En me lançant dans "Julian", qui se déroule dans une atmosphère complètement différente de ce que j'ai lu de Robert Charles Wilson, je m'attendais à une rupture claire avec le schéma de "Spin". Si l'ambiance technophile contemporaine laisse place à un monde post-apocalyptique où la crise du pétrole a fait régresser l'humanité vers une société mi-féodale mi-fondamentalisme religieux, Wilson conserve son duo d'adolescents au destin exceptionnel.

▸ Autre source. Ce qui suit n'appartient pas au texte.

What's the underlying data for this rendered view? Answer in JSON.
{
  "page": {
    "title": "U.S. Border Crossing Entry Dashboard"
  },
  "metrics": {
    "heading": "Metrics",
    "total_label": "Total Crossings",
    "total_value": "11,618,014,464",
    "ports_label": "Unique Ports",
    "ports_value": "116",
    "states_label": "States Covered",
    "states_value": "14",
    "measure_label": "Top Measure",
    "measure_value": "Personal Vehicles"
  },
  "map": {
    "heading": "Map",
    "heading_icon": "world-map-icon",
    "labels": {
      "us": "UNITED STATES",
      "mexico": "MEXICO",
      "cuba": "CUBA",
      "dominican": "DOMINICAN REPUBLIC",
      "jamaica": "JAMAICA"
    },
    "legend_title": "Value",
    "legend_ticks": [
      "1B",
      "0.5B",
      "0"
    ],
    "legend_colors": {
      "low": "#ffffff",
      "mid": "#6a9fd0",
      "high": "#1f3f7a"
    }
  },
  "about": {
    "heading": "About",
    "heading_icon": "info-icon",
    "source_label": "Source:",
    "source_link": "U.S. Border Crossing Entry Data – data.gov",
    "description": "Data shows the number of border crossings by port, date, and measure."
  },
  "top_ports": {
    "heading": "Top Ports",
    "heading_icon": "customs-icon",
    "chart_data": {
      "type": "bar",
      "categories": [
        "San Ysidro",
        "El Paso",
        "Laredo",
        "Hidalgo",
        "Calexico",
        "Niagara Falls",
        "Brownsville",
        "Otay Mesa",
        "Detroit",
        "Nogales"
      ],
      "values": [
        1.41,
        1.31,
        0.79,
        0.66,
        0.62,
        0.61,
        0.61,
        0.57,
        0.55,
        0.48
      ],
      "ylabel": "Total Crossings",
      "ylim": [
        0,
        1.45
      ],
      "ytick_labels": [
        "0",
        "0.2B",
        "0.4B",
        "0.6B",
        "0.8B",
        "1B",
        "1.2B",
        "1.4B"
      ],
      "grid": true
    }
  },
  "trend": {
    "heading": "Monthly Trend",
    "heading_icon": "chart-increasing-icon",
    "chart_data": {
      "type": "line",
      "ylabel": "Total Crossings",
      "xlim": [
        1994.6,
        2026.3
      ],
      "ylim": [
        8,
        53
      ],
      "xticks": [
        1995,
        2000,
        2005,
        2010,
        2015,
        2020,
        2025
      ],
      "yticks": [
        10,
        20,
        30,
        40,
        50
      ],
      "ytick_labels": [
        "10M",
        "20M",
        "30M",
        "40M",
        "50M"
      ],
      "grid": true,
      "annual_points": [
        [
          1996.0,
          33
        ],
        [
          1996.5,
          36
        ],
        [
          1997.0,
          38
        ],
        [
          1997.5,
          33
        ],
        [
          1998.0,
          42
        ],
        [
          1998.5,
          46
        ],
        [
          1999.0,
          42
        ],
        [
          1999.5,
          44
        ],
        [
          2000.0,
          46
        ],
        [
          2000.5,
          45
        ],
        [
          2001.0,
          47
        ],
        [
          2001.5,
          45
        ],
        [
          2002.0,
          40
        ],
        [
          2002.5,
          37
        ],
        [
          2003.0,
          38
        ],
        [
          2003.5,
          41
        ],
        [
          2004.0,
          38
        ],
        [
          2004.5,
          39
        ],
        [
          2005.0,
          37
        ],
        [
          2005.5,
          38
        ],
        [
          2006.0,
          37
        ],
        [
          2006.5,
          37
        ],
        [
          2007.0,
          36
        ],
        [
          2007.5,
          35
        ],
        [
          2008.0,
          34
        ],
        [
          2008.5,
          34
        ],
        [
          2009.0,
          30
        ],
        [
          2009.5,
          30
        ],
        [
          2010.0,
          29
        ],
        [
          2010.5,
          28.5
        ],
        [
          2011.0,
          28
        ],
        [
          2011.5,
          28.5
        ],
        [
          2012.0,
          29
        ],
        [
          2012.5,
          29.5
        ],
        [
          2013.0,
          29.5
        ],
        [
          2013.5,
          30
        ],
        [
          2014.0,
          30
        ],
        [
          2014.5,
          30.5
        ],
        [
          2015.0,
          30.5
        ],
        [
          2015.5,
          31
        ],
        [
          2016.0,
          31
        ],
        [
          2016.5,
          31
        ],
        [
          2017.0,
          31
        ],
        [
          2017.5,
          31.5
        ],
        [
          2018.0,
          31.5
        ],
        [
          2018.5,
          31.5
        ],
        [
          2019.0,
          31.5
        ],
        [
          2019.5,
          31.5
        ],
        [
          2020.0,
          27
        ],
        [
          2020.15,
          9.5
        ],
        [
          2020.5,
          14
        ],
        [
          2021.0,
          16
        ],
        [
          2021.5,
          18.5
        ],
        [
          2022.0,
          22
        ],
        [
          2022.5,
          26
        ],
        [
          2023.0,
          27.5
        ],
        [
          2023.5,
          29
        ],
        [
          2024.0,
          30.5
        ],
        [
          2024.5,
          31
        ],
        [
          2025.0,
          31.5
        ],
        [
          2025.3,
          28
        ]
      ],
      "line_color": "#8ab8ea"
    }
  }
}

Adam, le narrateur est issu de la classe bailleresse (la classe moyenne, médiocre), Julian est un patricien, neveu du président des Etats-Unis en rébélion contre son oncle qui a fait assassiner son père (vous suivez ?). Les deux acolytes évoluent dans un monde où l'obscurantisme est roi. L'église du dominion garde sous scellés toute la culture et tous les progrès technologiques des temps anciens pour dicter la sainte parole et la morale. Amoureux des arts et de la lecture Julian va par la force des choses faire obstacle au Dominion et tenter d'ouvrir la voie au progrès au péril de sa vie.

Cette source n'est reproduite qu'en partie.